En onze ans d'existence, l'observatoire social de La Poste a connu de multiples évolutions. Dernière en date : la réorganisation du suivi quantitatif de la conflictualité, pour coller à la nouvelle structure par métiers de l'entreprise.

C'est dès 1988, à la suite d'une grande grève de postiers, que La Poste a entamé la démarche de création d'un observatoire social : « Lors du debriefing du mouvement, nous nous sommes aperçus qu'à différents niveaux de l'entreprise, des personnes chargées de surveiller le climat social disposaient d'éléments permettant de prévoir le conflit. Mais aucune d'entre elles n'avait actionné le signal d'alarme », relate André Cassou, responsable de l'observatoire social depuis 1998.

C'est pour cette raison que la direction a souhaité rassembler, au sein d'un même département (rattaché à la direction du développement social), les outils et procédures de veille sociale, jusqu'alors éparpillés dans l'entreprise. Un travail de longue haleine : l'observatoire social a été finalement validé en comité exécutif en 1993. Objectifs assignés ; la prévention des conflits ; l'accompagnement des changements ; et, plus largement, l'information du management sur les enjeux sociaux et les attentes des salariés.

Documents statistiques

Le département se voit confier le suivi de documents statistiques, tels que le bilan social, les tableaux de bord RH ou les résultats du Socioscope (enquête de satisfaction), et centralise les divers audits sociaux et documents de synthèse émis par les médecins du travail ou les assistantes sociales.

« Nous avons également des conférences téléphoniques sur le climat social tous les quinze jours, avec un panel d'une vingtaine de chefs d'établissement de centres de tri, de bureaux de poste ou de centres financiers, souligne André Cassou. Nous les questionnons sur le climat global de leur établissement, les interrogations des agents, les prises de parole spontanées, les revendications et les méthodes d'action des OS, les perspectives de conflits... » Grâce à ce matériau, l'observatoire produit un «point sur le climat social» hebdomadaire, à l'intention du comité exécutif, qui résume les conflits locaux en cours ou terminés (5 à 10 par jour, en moyenne) et l'actualité sociale nationale, mais aussi des notes mensuelles de conjoncture sociale (interne et externe).

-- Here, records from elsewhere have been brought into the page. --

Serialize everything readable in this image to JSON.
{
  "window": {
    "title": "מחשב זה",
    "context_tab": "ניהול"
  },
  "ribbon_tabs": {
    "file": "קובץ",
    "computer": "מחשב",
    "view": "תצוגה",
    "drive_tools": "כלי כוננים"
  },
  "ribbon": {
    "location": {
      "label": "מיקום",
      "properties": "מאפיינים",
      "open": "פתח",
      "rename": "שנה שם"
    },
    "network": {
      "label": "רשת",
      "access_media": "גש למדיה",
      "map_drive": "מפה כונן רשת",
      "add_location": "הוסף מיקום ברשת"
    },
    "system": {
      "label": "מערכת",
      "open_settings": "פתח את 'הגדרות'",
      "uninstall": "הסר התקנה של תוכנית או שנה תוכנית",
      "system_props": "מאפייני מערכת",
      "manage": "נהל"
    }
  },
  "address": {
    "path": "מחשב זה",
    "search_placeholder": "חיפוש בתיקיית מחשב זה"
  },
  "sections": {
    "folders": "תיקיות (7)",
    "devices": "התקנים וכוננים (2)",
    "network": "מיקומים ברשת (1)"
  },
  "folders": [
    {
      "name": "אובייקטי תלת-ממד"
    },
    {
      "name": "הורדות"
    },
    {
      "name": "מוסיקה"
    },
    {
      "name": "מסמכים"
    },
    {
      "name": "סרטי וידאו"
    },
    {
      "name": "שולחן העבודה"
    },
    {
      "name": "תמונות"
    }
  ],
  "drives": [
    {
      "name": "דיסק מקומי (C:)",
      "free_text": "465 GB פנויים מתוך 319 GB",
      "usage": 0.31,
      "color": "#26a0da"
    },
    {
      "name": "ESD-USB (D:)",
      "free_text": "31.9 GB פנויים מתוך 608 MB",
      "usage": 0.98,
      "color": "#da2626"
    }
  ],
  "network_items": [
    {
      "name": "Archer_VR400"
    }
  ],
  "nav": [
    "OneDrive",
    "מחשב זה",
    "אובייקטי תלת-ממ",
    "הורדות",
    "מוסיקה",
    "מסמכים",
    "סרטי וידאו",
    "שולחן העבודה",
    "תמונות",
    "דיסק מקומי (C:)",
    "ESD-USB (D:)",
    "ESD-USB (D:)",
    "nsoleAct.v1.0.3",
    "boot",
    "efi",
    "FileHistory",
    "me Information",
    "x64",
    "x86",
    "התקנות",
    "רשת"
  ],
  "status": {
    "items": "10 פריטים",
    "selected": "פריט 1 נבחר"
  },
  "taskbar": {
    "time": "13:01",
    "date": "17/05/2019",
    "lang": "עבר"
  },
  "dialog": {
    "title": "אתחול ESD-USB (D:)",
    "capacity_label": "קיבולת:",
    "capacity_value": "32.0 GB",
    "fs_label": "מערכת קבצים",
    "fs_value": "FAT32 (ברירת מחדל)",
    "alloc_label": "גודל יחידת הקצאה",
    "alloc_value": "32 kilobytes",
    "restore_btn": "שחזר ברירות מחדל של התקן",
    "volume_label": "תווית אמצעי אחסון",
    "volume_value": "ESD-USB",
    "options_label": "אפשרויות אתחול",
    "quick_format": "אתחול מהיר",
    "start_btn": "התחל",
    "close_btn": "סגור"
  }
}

Baromètre de trente questions

En onze ans, ses modes d'action ont toutefois été affinés, pour une plus grande efficacité. Questionnaire de 90 items (sur les conditions de travail, les relations avec la hiérarchie, les rémunérations...), administré tous les deux ans à 15 000 postiers tirés au sort, le Socioscope a été jugé, en 2001, trop lourd et pas assez réactif. Il a donc été remplaçé par un baromètre de 30 questions, réalisé par téléphone, tous les six mois, par un organisme extérieur. « Cela présente l'avantage de pouvoir nous comparer avec un panel de grandes entreprises publiques », relève André Cassou. En revanche, les résultats de l'enquête (désormais plus «versatiles») ne font plus l'objet de la large restitution dont ils bénéficiaient auparavant, et servent aujourd'hui d'outil de pilotage à l'attention de la direction.

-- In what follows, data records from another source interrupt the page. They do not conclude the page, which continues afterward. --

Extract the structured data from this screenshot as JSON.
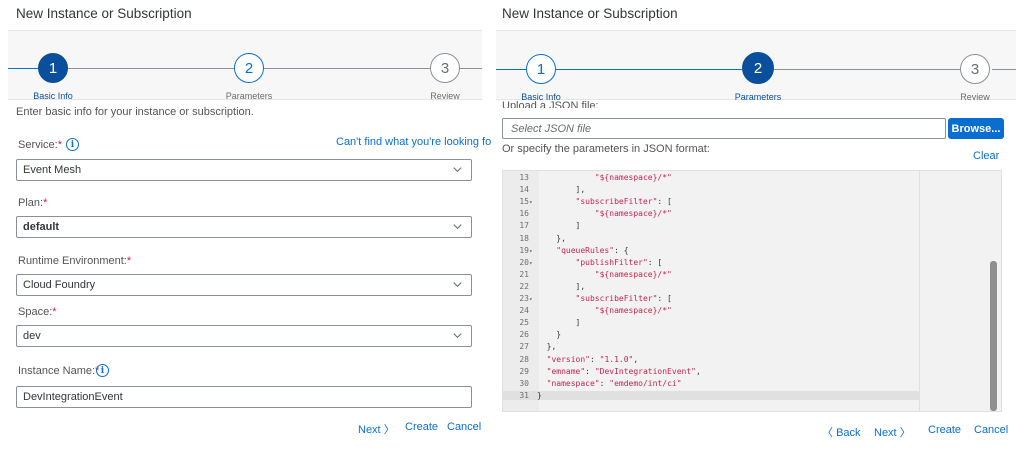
{
  "left": {
    "title": "New Instance or Subscription",
    "steps": [
      {
        "number": "1",
        "label": "Basic Info"
      },
      {
        "number": "2",
        "label": "Parameters"
      },
      {
        "number": "3",
        "label": "Review"
      }
    ],
    "intro": "Enter basic info for your instance or subscription.",
    "service_label": "Service:",
    "cant_find_link": "Can't find what you're looking for?",
    "service_value": "Event Mesh",
    "plan_label": "Plan:",
    "plan_value": "default",
    "runtime_label": "Runtime Environment:",
    "runtime_value": "Cloud Foundry",
    "space_label": "Space:",
    "space_value": "dev",
    "instance_label": "Instance Name:",
    "instance_value": "DevIntegrationEvent",
    "footer": {
      "next": "Next",
      "create": "Create",
      "cancel": "Cancel"
    },
    "required_mark": "*",
    "info_glyph": "i"
  },
  "right": {
    "title": "New Instance or Subscription",
    "steps": [
      {
        "number": "1",
        "label": "Basic Info"
      },
      {
        "number": "2",
        "label": "Parameters"
      },
      {
        "number": "3",
        "label": "Review"
      }
    ],
    "upload_label": "Upload a JSON file:",
    "json_placeholder": "Select JSON file",
    "browse_label": "Browse...",
    "specify_label": "Or specify the parameters in JSON format:",
    "clear_label": "Clear",
    "code_lines": [
      {
        "n": "13",
        "fold": "",
        "text": "            \"${namespace}/*\""
      },
      {
        "n": "14",
        "fold": "",
        "text": "        ],"
      },
      {
        "n": "15",
        "fold": "▾",
        "text": "        \"subscribeFilter\": ["
      },
      {
        "n": "16",
        "fold": "",
        "text": "            \"${namespace}/*\""
      },
      {
        "n": "17",
        "fold": "",
        "text": "        ]"
      },
      {
        "n": "18",
        "fold": "",
        "text": "    },"
      },
      {
        "n": "19",
        "fold": "▾",
        "text": "    \"queueRules\": {"
      },
      {
        "n": "20",
        "fold": "▾",
        "text": "        \"publishFilter\": ["
      },
      {
        "n": "21",
        "fold": "",
        "text": "            \"${namespace}/*\""
      },
      {
        "n": "22",
        "fold": "",
        "text": "        ],"
      },
      {
        "n": "23",
        "fold": "▾",
        "text": "        \"subscribeFilter\": ["
      },
      {
        "n": "24",
        "fold": "",
        "text": "            \"${namespace}/*\""
      },
      {
        "n": "25",
        "fold": "",
        "text": "        ]"
      },
      {
        "n": "26",
        "fold": "",
        "text": "    }"
      },
      {
        "n": "27",
        "fold": "",
        "text": "  },"
      },
      {
        "n": "28",
        "fold": "",
        "text": "  \"version\": \"1.1.0\","
      },
      {
        "n": "29",
        "fold": "",
        "text": "  \"emname\": \"DevIntegrationEvent\","
      },
      {
        "n": "30",
        "fold": "",
        "text": "  \"namespace\": \"emdemo/int/ci\""
      },
      {
        "n": "31",
        "fold": "",
        "text": "}"
      }
    ],
    "footer": {
      "back": "Back",
      "next": "Next",
      "create": "Create",
      "cancel": "Cancel"
    }
  },
  "colors": {
    "accent": "#0a6ed1",
    "current_step": "#0a4f9c",
    "required": "#d32030"
  },
  "icons": {
    "info": "info-icon",
    "dropdown": "chevron-down-icon",
    "next": "chevron-right-icon",
    "back": "chevron-left-icon"
  }
}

Davantage de veille externe

Autre évolution : l'observatoire réalise davantage de veille externe, notamment par le biais de l'institut d'étude Entreprise & Personnel. « Au sein d'un club d'une quinzaine de responsables d'observatoires sociaux d'entreprises de réseaux, nous échangeons sur nos débats d'actualité - le service minimum, par exemple -, l'évolution de nos organisations syndicales, nos dispositifs relatifs au dialogue social », relate le responsable de l'observatoire social.

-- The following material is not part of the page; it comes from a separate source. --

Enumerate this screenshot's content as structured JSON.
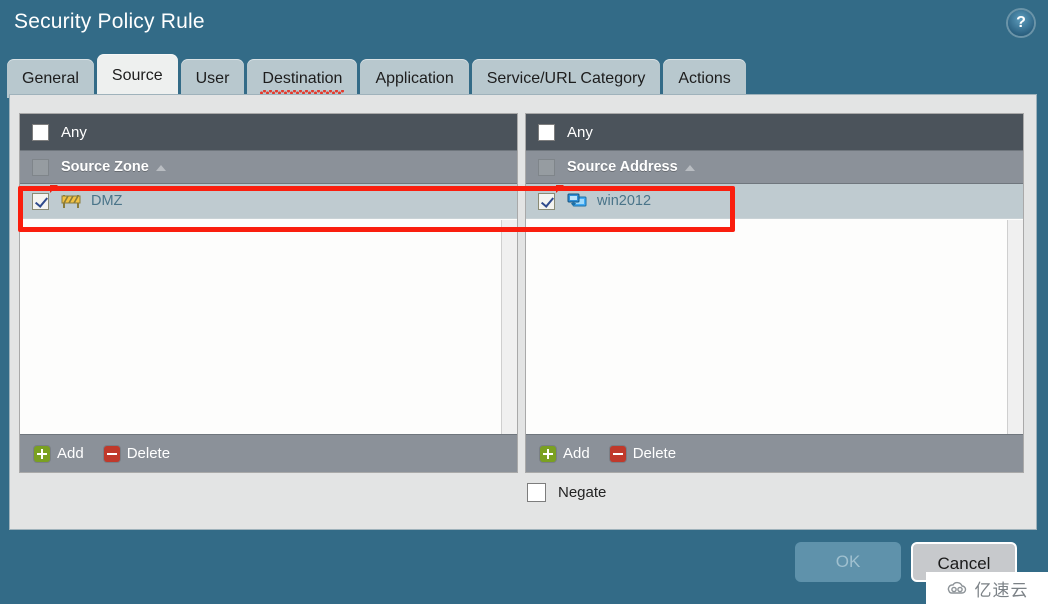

Actuellement, c'est le suivi de la conflictualité qui se trouve en pleine réorganisation, afin de suivre la nouvelle structure de l'entreprise, autour de ses trois grands métiers (le colis, le courrier et le réseau grand public). « Chaque direction métier dispose, désormais, de son propre dispositif de suivi quantitatif de la conflictualité, explique André Cassou, tandis que nous restons en charge de la synthèse, à destination de la direction générale, mais aussi du suivi qualitatif du climat social. » Pour cette dernière mission, l'observatoire (trois personnes au niveau central) s'appuie sur un réseau de correspondants - responsables RH ou responsables de production -, présents dans les grandes directions de chaque métier (directions départementales pour le réseau grand public, directions opérationnelles territoriales pour le courrier, etc.). « Eux-mêmes relaient le ressenti des chefs d'établissement ou des responsables RH locaux qui se trouvent sous leur responsabilité », précise André Cassou.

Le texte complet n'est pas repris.